The grain of truth is that there are a hell of a lot of fiscal issues facing the next Congress. The GOP is trying to avoid the sequester of defense funding it agreed to just last August by cutting social programs. I will bet anyone that there won't be an agreement passed on that issue. But that's just the beginning. The Bush tax cut expire again at the end of the year. They blew quite a hole into the budget, plugged (if you can call it that) with borrowed money. Then the recession and a large Dem spending splurge made the deficit even worse. (Where is all that money going?) The only action that has decreased the deficit is the sequester that the GOP are trying to undo. However, the Dems haven't presented themselves as the champions of fiscal prudence either. It's insane that with such important decisions to be made, we have news cycles devoted to:
  • Romney's dog on the top of his car.
  • Obama eating dog meat in Indonesia.
  • Is Obama a traitor? 
  • Is Romney a wuss for not defending Obama as a non-traitor?

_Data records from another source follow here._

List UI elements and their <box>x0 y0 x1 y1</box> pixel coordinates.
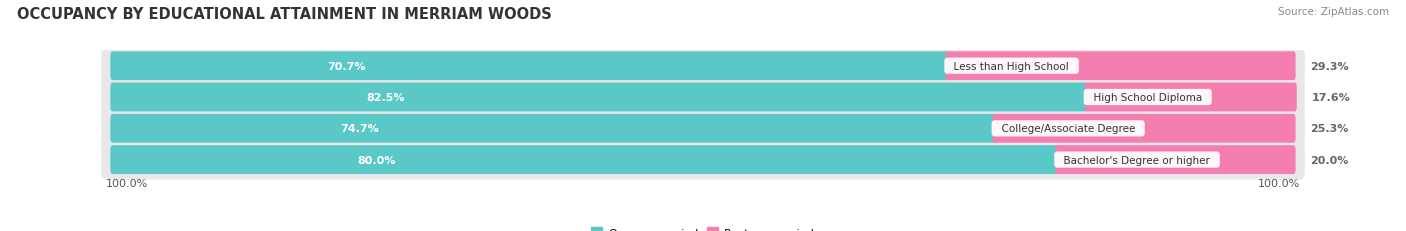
Text: 29.3%: 29.3% <box>1310 61 1348 71</box>
Text: 80.0%: 80.0% <box>359 155 396 165</box>
FancyBboxPatch shape <box>1054 146 1296 174</box>
Text: 100.0%: 100.0% <box>105 178 148 188</box>
Text: Less than High School: Less than High School <box>948 61 1076 71</box>
FancyBboxPatch shape <box>101 78 1305 118</box>
FancyBboxPatch shape <box>1084 83 1296 112</box>
Text: 100.0%: 100.0% <box>1258 178 1301 188</box>
Legend: Owner-occupied, Renter-occupied: Owner-occupied, Renter-occupied <box>586 223 820 231</box>
FancyBboxPatch shape <box>101 140 1305 180</box>
Text: 70.7%: 70.7% <box>328 61 366 71</box>
FancyBboxPatch shape <box>110 83 1088 112</box>
Text: 20.0%: 20.0% <box>1310 155 1348 165</box>
Text: 17.6%: 17.6% <box>1312 93 1350 103</box>
Text: 25.3%: 25.3% <box>1310 124 1348 134</box>
FancyBboxPatch shape <box>101 46 1305 86</box>
Text: High School Diploma: High School Diploma <box>1087 93 1209 103</box>
Text: 74.7%: 74.7% <box>340 124 378 134</box>
FancyBboxPatch shape <box>110 146 1060 174</box>
Text: 82.5%: 82.5% <box>366 93 405 103</box>
Text: Bachelor's Degree or higher: Bachelor's Degree or higher <box>1057 155 1216 165</box>
FancyBboxPatch shape <box>110 114 997 143</box>
FancyBboxPatch shape <box>110 52 949 81</box>
FancyBboxPatch shape <box>945 52 1296 81</box>
Text: OCCUPANCY BY EDUCATIONAL ATTAINMENT IN MERRIAM WOODS: OCCUPANCY BY EDUCATIONAL ATTAINMENT IN M… <box>17 7 551 22</box>
FancyBboxPatch shape <box>101 109 1305 149</box>
Text: Source: ZipAtlas.com: Source: ZipAtlas.com <box>1278 7 1389 17</box>
Text: College/Associate Degree: College/Associate Degree <box>994 124 1142 134</box>
FancyBboxPatch shape <box>993 114 1295 143</box>
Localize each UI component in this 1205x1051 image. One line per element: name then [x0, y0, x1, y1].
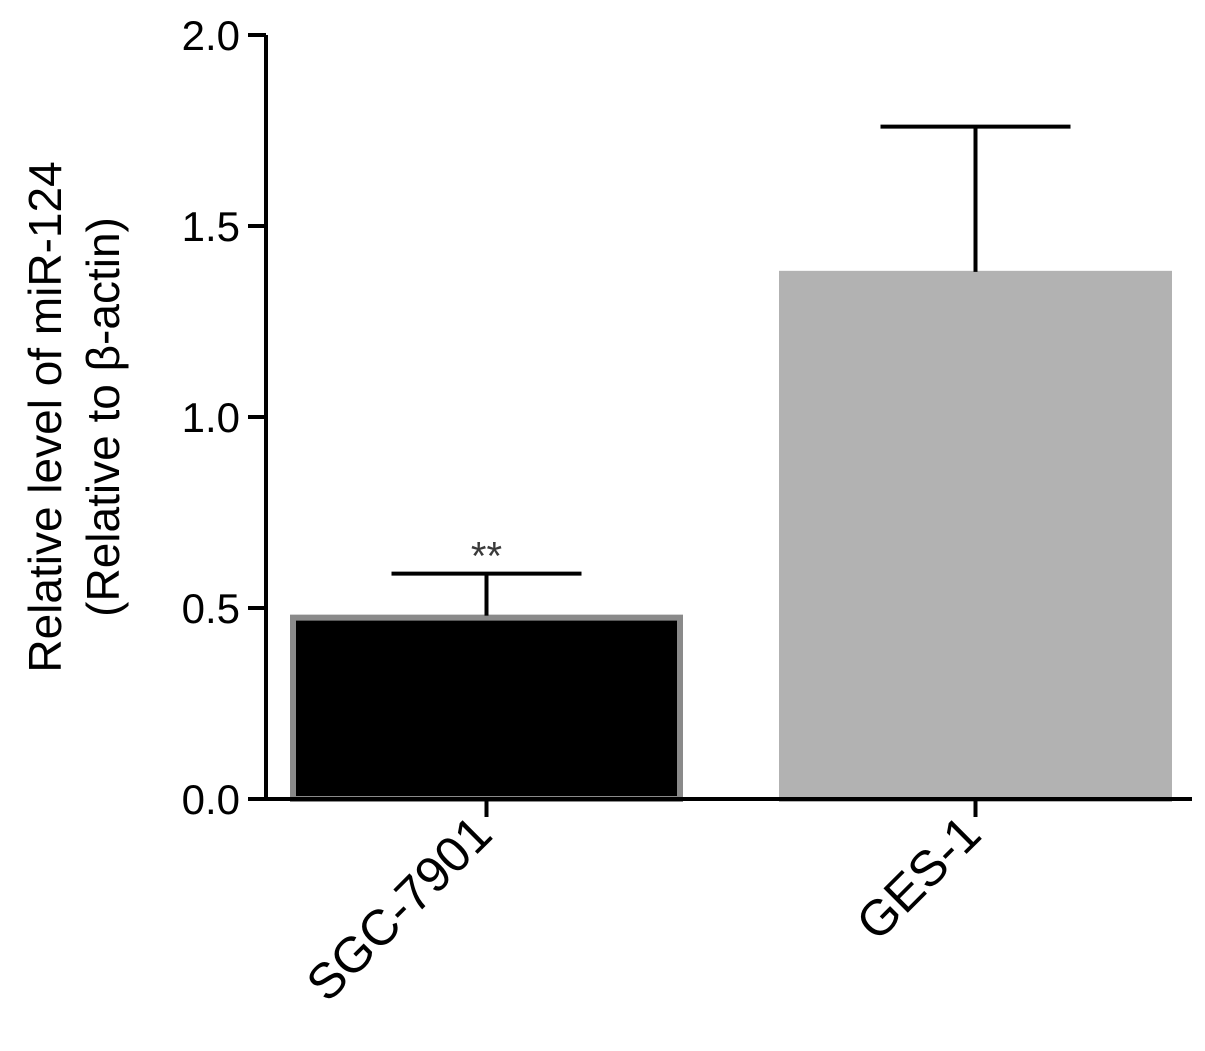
- y-axis-title: Relative level of miR-124 (Relative to β-…: [19, 161, 129, 672]
- bar-ges-1: [779, 270, 1172, 802]
- bars-group: [290, 270, 1172, 803]
- x-tick-label: GES-1: [846, 805, 992, 951]
- x-tick-label: SGC-7901: [296, 805, 503, 1012]
- y-ticks-group: 0.0 0.5 1.0 1.5 2.0: [182, 12, 266, 823]
- y-tick-label: 1.0: [182, 394, 240, 441]
- x-ticks-group: SGC-7901 GES-1: [296, 799, 992, 1012]
- bar-sgc-7901: [290, 614, 683, 803]
- y-tick-label: 0.0: [182, 776, 240, 823]
- y-tick-label: 1.5: [182, 203, 240, 250]
- y-axis-title-line-1: Relative level of miR-124: [19, 161, 71, 672]
- error-bars-group: [391, 124, 1071, 616]
- significance-label: **: [471, 535, 502, 579]
- y-axis-title-line-2: (Relative to β-actin): [77, 217, 129, 617]
- y-tick-label: 0.5: [182, 585, 240, 632]
- annotations-group: **: [471, 535, 502, 579]
- y-tick-label: 2.0: [182, 12, 240, 59]
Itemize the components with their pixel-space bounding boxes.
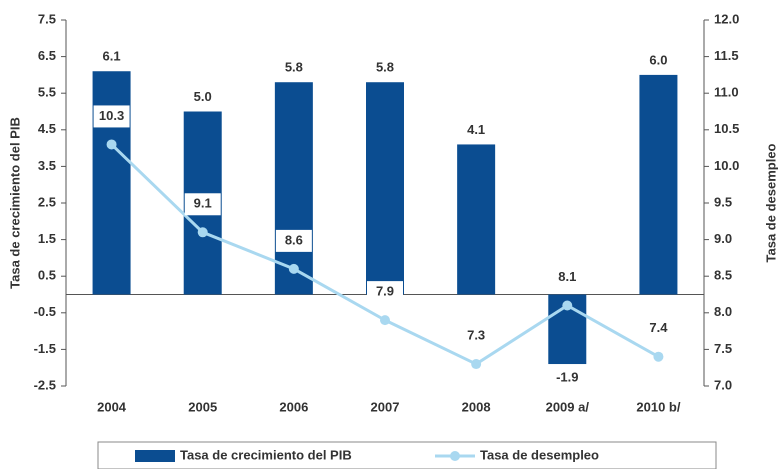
x-tick-label: 2009 a/ (546, 399, 590, 414)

This dreadful list will only get longer. (Yesterday, Romney said he deserves credit for the resurrection of the auto companies.)

Oh God, this is like the South Park episode where Stan refused to vote for a school mascot because the choices were 1) a giant douche, 2) a turd sandwich. Only after 20 minutes into the episode did I realize that it was a metaphor for most of our elections. Dems and Repubs--turd sandwich or giant douche? Our pick.

So, why could this election possibly matter if the choice is a douche or a turd sandwich? Because that's not the actual choice. The choice is Republicans who have little respect for government slashing the federal budget in many places, but especially where it hurts Democratic constituencies the most. The alternative is Democrats indiscriminately protecting as much as they can. Pick your poison, or try to balance them so that neither gains too much power.